Effectively flat potential in the Friedberg-Lee-Sirlin model

TL;DR

This paper investigates non-topological solitons in the Friedberg-Lee-Sirlin model, comparing effective field theory approximations with full numerical solutions to understand soliton behavior and boson condensation.

Contribution

It provides an analytical description of simplified models and validates EFT methods against numerical solutions for non-topological solitons in the FLS theory.

Findings

EFT methods accurately reproduce soliton properties

Numerical solutions confirm analytical approximations

Boson condensation on domain walls is characterized

Abstract

The Friedberg-Lee-Sirlin (FLS) model is a well-known renormalizable theory of scalar fields that provides for the existence of non-topological solitons. Since this model was proposed, numerous works have been dedicated to studying its classical configurations and its general suitability for various physical problems in cosmology, quantum chromodynamics, etc.
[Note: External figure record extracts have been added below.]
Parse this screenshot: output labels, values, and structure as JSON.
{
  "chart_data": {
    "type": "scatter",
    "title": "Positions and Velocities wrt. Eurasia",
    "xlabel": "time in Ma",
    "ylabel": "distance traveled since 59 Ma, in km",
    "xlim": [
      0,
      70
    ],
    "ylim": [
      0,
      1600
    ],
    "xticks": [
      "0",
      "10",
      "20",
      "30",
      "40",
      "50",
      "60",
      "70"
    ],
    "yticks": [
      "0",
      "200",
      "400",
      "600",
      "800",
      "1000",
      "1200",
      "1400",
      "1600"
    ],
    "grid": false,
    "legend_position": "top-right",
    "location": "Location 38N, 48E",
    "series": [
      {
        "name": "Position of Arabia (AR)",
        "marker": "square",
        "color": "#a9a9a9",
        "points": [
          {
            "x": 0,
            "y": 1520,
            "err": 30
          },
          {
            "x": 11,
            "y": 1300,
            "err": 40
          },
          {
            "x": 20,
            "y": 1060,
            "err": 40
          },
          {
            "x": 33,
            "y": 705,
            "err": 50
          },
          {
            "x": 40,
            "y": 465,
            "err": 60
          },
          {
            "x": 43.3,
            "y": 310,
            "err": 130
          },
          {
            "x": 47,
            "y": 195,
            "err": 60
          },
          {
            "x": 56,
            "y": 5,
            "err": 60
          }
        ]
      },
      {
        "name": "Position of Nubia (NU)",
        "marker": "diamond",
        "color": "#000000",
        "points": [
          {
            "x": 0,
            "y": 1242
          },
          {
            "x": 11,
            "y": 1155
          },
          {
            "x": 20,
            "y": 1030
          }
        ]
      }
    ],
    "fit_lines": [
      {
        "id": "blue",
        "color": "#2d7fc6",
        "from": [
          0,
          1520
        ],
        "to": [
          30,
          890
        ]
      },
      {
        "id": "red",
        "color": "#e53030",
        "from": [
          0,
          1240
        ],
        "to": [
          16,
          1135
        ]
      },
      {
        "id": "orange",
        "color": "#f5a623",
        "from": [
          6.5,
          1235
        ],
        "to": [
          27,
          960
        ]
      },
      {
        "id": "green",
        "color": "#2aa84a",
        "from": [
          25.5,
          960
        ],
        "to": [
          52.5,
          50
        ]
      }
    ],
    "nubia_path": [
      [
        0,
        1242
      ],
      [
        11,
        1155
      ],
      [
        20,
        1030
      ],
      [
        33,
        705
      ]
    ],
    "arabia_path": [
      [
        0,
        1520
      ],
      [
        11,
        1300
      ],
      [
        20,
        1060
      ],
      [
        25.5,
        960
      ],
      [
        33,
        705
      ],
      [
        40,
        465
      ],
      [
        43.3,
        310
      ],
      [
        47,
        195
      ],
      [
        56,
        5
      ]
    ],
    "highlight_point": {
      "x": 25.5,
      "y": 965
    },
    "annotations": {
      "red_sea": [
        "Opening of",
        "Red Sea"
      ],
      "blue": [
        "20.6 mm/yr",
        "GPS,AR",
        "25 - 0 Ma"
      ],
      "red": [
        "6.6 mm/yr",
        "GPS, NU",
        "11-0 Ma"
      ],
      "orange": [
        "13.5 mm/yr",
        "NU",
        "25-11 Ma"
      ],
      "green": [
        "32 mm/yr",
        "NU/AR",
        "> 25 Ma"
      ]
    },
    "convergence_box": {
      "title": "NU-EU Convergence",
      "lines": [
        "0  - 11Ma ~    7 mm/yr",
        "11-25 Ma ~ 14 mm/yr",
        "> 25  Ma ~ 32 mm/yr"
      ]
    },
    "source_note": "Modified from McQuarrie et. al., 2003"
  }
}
In this paper, we study how Q-balls in effective field theory (EFT) reproduce non-topological solitons in full FLS theory. We obtain an analytical description of the simplified model and compare results with numerical calculations and perturbation theory. We also study the condensation of charged bosons on the domain wall. A full numerical solution allows us to check the EFT methods for this problem. The latter analysis is based on the application of EFT methods to significantly inhomogeneous configurations. We give an interpretation of the results in terms of the shifted boson mass and the vacuum rearrangement.